Wenn Ripple ein wirklich globales Transaktionssystem werden will, muss es eine wichtige Entscheidung treffen. Will er seine Dienste auch Russland, Indien und China anbieten? Gerade diese Staaten suchen dringend nach einer Alternative zu SWIFT. Aber wenn Ripple diesen Weg wählen würde, würden die USA wahrscheinlich versuchen, Ripple irgendwann im Stich zu halten. Entweder durch strenge Regulierung oder sogar Verbot. Oder schätzt es die geschäftlichen und finanziellen Beziehungen zu US-amerikanischen Unternehmen und Institutionen und ihren engen Partnern? In diesem Fall würde es nicht viel anders sein als SWIFT, das der US-Regierung unterliegt, wenn es um internationale Politik geht.

Als Konsequenz wäre das Argument, dass Ripple zu zentralisiert ist und dass es korrumpiert werden kann (in diesem Fall durch die Politik), gültiger denn je. Aufgrund der hohen Transaktionsgeschwindigkeit wären die Produkte von Ripple jedoch immer noch eine echte Alternative zu SWIFT. Also, wohin geht Ripple?

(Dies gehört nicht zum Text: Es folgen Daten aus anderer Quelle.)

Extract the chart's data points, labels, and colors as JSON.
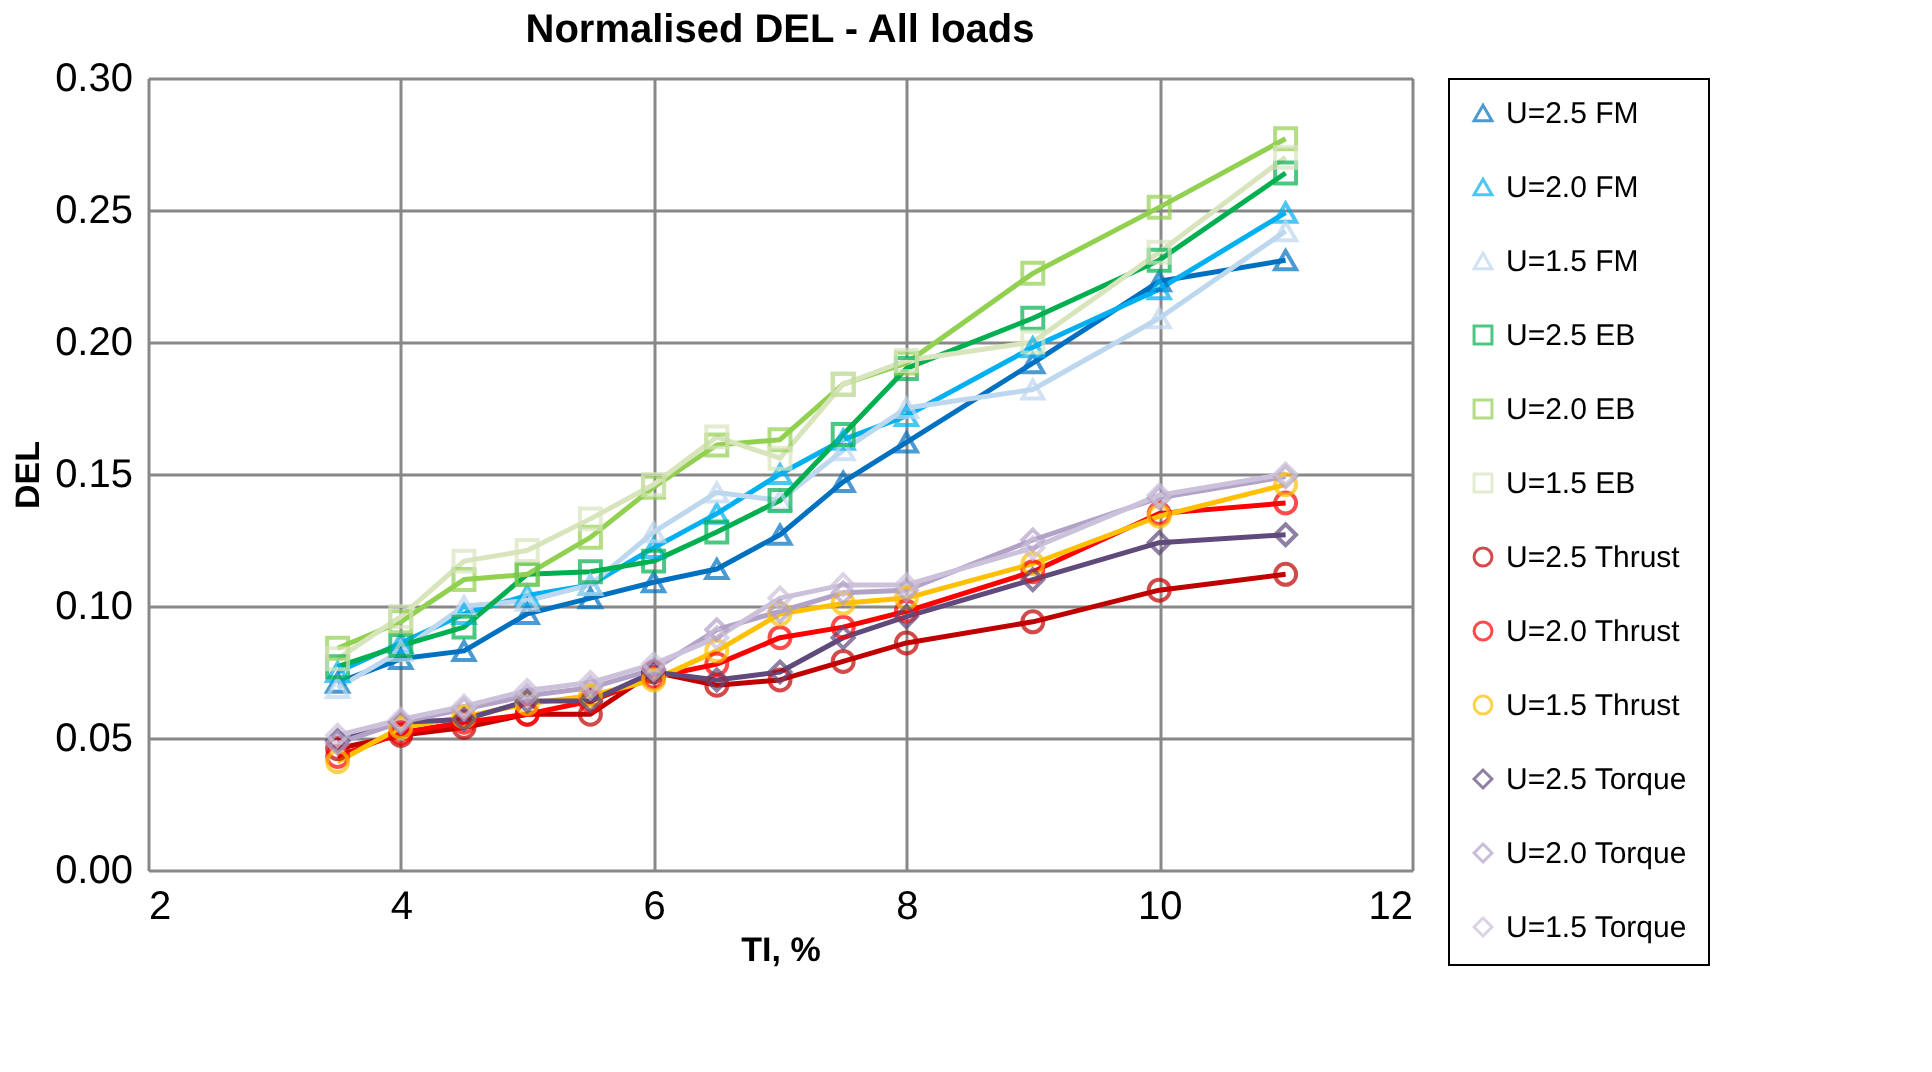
{
  "chart_data": {
    "type": "line",
    "title": "Normalised DEL - All loads",
    "xlabel": "TI, %",
    "ylabel": "DEL",
    "x": [
      3.5,
      4,
      4.5,
      5,
      5.5,
      6,
      6.5,
      7,
      7.5,
      8,
      9,
      10,
      11
    ],
    "xlim": [
      2,
      12
    ],
    "xticks": [
      2,
      4,
      6,
      8,
      10,
      12
    ],
    "ylim": [
      0,
      0.3
    ],
    "yticks": [
      {
        "value": 0,
        "label": "0.00"
      },
      0.05,
      {
        "value": 0.1,
        "label": "0.10"
      },
      0.15,
      {
        "value": 0.2,
        "label": "0.20"
      },
      0.25,
      {
        "value": 0.3,
        "label": "0.30"
      }
    ],
    "grid": true,
    "legend": "right",
    "line_style": "solid",
    "series": [
      {
        "name": "U=2.5 FM",
        "color": "#0070c0",
        "marker": "triangle",
        "values": [
          0.071,
          0.08,
          0.083,
          0.097,
          0.103,
          0.109,
          0.114,
          0.127,
          0.147,
          0.162,
          0.192,
          0.223,
          0.231
        ]
      },
      {
        "name": "U=2.0 FM",
        "color": "#00b0f0",
        "marker": "triangle",
        "values": [
          0.075,
          0.086,
          0.097,
          0.104,
          0.108,
          0.122,
          0.135,
          0.15,
          0.163,
          0.172,
          0.198,
          0.22,
          0.249
        ]
      },
      {
        "name": "U=1.5 FM",
        "color": "#bdd7ee",
        "marker": "triangle",
        "values": [
          0.069,
          0.083,
          0.1,
          0.102,
          0.108,
          0.128,
          0.143,
          0.14,
          0.159,
          0.175,
          0.182,
          0.209,
          0.242
        ]
      },
      {
        "name": "U=2.5 EB",
        "color": "#00b050",
        "marker": "square",
        "values": [
          0.077,
          0.085,
          0.092,
          0.112,
          0.113,
          0.117,
          0.128,
          0.14,
          0.165,
          0.19,
          0.209,
          0.231,
          0.264
        ]
      },
      {
        "name": "U=2.0 EB",
        "color": "#92d050",
        "marker": "square",
        "values": [
          0.084,
          0.094,
          0.11,
          0.112,
          0.126,
          0.145,
          0.161,
          0.163,
          0.184,
          0.192,
          0.226,
          0.251,
          0.277
        ]
      },
      {
        "name": "U=1.5 EB",
        "color": "#d8e4bc",
        "marker": "square",
        "values": [
          0.08,
          0.096,
          0.117,
          0.121,
          0.133,
          0.146,
          0.164,
          0.156,
          0.184,
          0.193,
          0.2,
          0.234,
          0.27
        ]
      },
      {
        "name": "U=2.5 Thrust",
        "color": "#c00000",
        "marker": "circle",
        "values": [
          0.046,
          0.051,
          0.054,
          0.059,
          0.059,
          0.075,
          0.07,
          0.072,
          0.079,
          0.086,
          0.094,
          0.106,
          0.112
        ]
      },
      {
        "name": "U=2.0 Thrust",
        "color": "#ff0000",
        "marker": "circle",
        "values": [
          0.043,
          0.052,
          0.056,
          0.059,
          0.064,
          0.073,
          0.078,
          0.088,
          0.092,
          0.098,
          0.113,
          0.135,
          0.139
        ]
      },
      {
        "name": "U=1.5 Thrust",
        "color": "#ffc000",
        "marker": "circle",
        "values": [
          0.041,
          0.054,
          0.058,
          0.063,
          0.066,
          0.072,
          0.083,
          0.097,
          0.101,
          0.103,
          0.116,
          0.134,
          0.146
        ]
      },
      {
        "name": "U=2.5 Torque",
        "color": "#604a7b",
        "marker": "diamond",
        "values": [
          0.049,
          0.056,
          0.057,
          0.064,
          0.064,
          0.075,
          0.072,
          0.075,
          0.088,
          0.096,
          0.11,
          0.124,
          0.127
        ]
      },
      {
        "name": "U=2.0 Torque",
        "color": "#b3a2c7",
        "marker": "diamond",
        "values": [
          0.048,
          0.056,
          0.061,
          0.066,
          0.069,
          0.076,
          0.091,
          0.098,
          0.105,
          0.106,
          0.125,
          0.141,
          0.149
        ]
      },
      {
        "name": "U=1.5 Torque",
        "color": "#ccc1da",
        "marker": "diamond",
        "values": [
          0.051,
          0.057,
          0.062,
          0.068,
          0.071,
          0.078,
          0.088,
          0.103,
          0.108,
          0.108,
          0.122,
          0.142,
          0.15
        ]
      }
    ]
  }
}
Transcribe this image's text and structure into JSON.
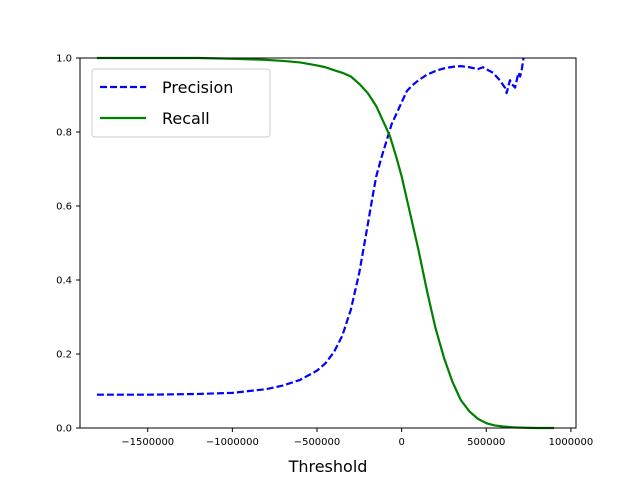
{
  "chart_data": {
    "type": "line",
    "title": "",
    "xlabel": "Threshold",
    "ylabel": "",
    "xlim": [
      -1900000,
      1030000
    ],
    "ylim": [
      0,
      1
    ],
    "xticks": [
      -1500000,
      -1000000,
      -500000,
      0,
      500000,
      1000000
    ],
    "xtick_labels": [
      "−1500000",
      "−1000000",
      "−500000",
      "0",
      "500000",
      "1000000"
    ],
    "yticks": [
      0,
      0.2,
      0.4,
      0.6,
      0.8,
      1.0
    ],
    "ytick_labels": [
      "0.0",
      "0.2",
      "0.4",
      "0.6",
      "0.8",
      "1.0"
    ],
    "grid": false,
    "legend_position": "top-left",
    "series": [
      {
        "name": "Precision",
        "color": "#0000ff",
        "style": "dashed",
        "x": [
          -1800000,
          -1500000,
          -1200000,
          -1000000,
          -800000,
          -700000,
          -600000,
          -500000,
          -450000,
          -400000,
          -350000,
          -300000,
          -250000,
          -200000,
          -170000,
          -150000,
          -120000,
          -100000,
          -80000,
          -60000,
          -40000,
          -20000,
          0,
          30000,
          60000,
          100000,
          150000,
          200000,
          250000,
          300000,
          350000,
          400000,
          450000,
          480000,
          500000,
          540000,
          580000,
          610000,
          620000,
          640000,
          650000,
          670000,
          690000,
          700000,
          710000,
          720000
        ],
        "y": [
          0.09,
          0.09,
          0.092,
          0.095,
          0.105,
          0.115,
          0.13,
          0.155,
          0.175,
          0.205,
          0.25,
          0.32,
          0.42,
          0.55,
          0.63,
          0.68,
          0.73,
          0.76,
          0.79,
          0.82,
          0.84,
          0.86,
          0.88,
          0.91,
          0.925,
          0.94,
          0.955,
          0.965,
          0.972,
          0.976,
          0.978,
          0.975,
          0.97,
          0.975,
          0.97,
          0.96,
          0.94,
          0.92,
          0.905,
          0.94,
          0.93,
          0.92,
          0.96,
          0.95,
          0.97,
          1.0
        ]
      },
      {
        "name": "Recall",
        "color": "#008000",
        "style": "solid",
        "x": [
          -1800000,
          -1500000,
          -1200000,
          -1000000,
          -800000,
          -700000,
          -600000,
          -500000,
          -450000,
          -400000,
          -350000,
          -300000,
          -250000,
          -200000,
          -150000,
          -100000,
          -70000,
          -50000,
          -30000,
          0,
          30000,
          60000,
          100000,
          150000,
          200000,
          250000,
          300000,
          350000,
          400000,
          450000,
          500000,
          550000,
          600000,
          650000,
          700000,
          800000,
          900000
        ],
        "y": [
          1.0,
          1.0,
          1.0,
          0.998,
          0.995,
          0.992,
          0.988,
          0.98,
          0.975,
          0.967,
          0.96,
          0.95,
          0.93,
          0.905,
          0.87,
          0.82,
          0.79,
          0.76,
          0.73,
          0.68,
          0.62,
          0.56,
          0.48,
          0.37,
          0.27,
          0.19,
          0.125,
          0.075,
          0.045,
          0.025,
          0.013,
          0.007,
          0.004,
          0.002,
          0.001,
          0.0,
          0.0
        ]
      }
    ]
  }
}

Ripple scheint einen moderaten Ansatz anzunehmen

Das Management-Team um Brad Garlinghouse scheint keine radikalen Entscheidungen zu treffen. Aber die Aussichten, eine SWIFT-Alternative zu werden, erscheinen zu lukrativ, um sie einfach zu ignorieren. Offensichtlich hat sich Ripple dazu entschlossen, die geopolitische Kluft zumindest moderat auszunutzen. Bisher gibt es keine offiziellen Partnerschaften mit russischen Banken und Ripple hat bereits negiert, Geschäfte mit dem Iran zu machen. Allerdings gibt es Partnerschaften mit einigen indischen Banken und Krypto-Nachrichtenagenturen berichtet, dass Ripple nach China expandieren will. Ein schwieriges Unterfangen allein, da China für seine strenge Regulierung von Kryptowährungen berüchtigt ist. Das Ripple-Management ist US-amerikanisch und das Hauptquartier in San Francisco macht Ripple für die Chinesen umso verdächtiger.

Mögliche Szenarien für Ripple

Die wahrscheinlichste Entwicklung ist, dass Ripple derzeit nicht viele relevante Partnerschaften in China aufbauen wird. Selbst wenn Ripple es schaffen würde, könnte die chinesische Regierung dies jederzeit beenden. Immerhin ist Ripple überwiegend ein US-amerikanisches Projekt. Wenn Ripple jedoch erfolgreich mit Chinesen und folglich sogar mit russischen Unternehmen zusammenarbeiten würde. Es wäre daher nicht unwahrscheinlich, dass die US-amerikanische Regierung eingreifen würde. Ripple könnte wie viele andere Börsen reagieren und Krypto-Projekte haben bereits zu übermäßig strenge Regelungen reagiert. Binance & Co. zog in kryptofreundlichere Länder wie Malta, die Schweiz, Südkorea usw. Aber was auch immer in naher Zukunft mit Ripple und seinem Zielmarkt passiert, es wird interessant sein zu beobachten, wie sich dieses einzigartige Unternehmen durch diese turbulenten Manöver bewegt mal.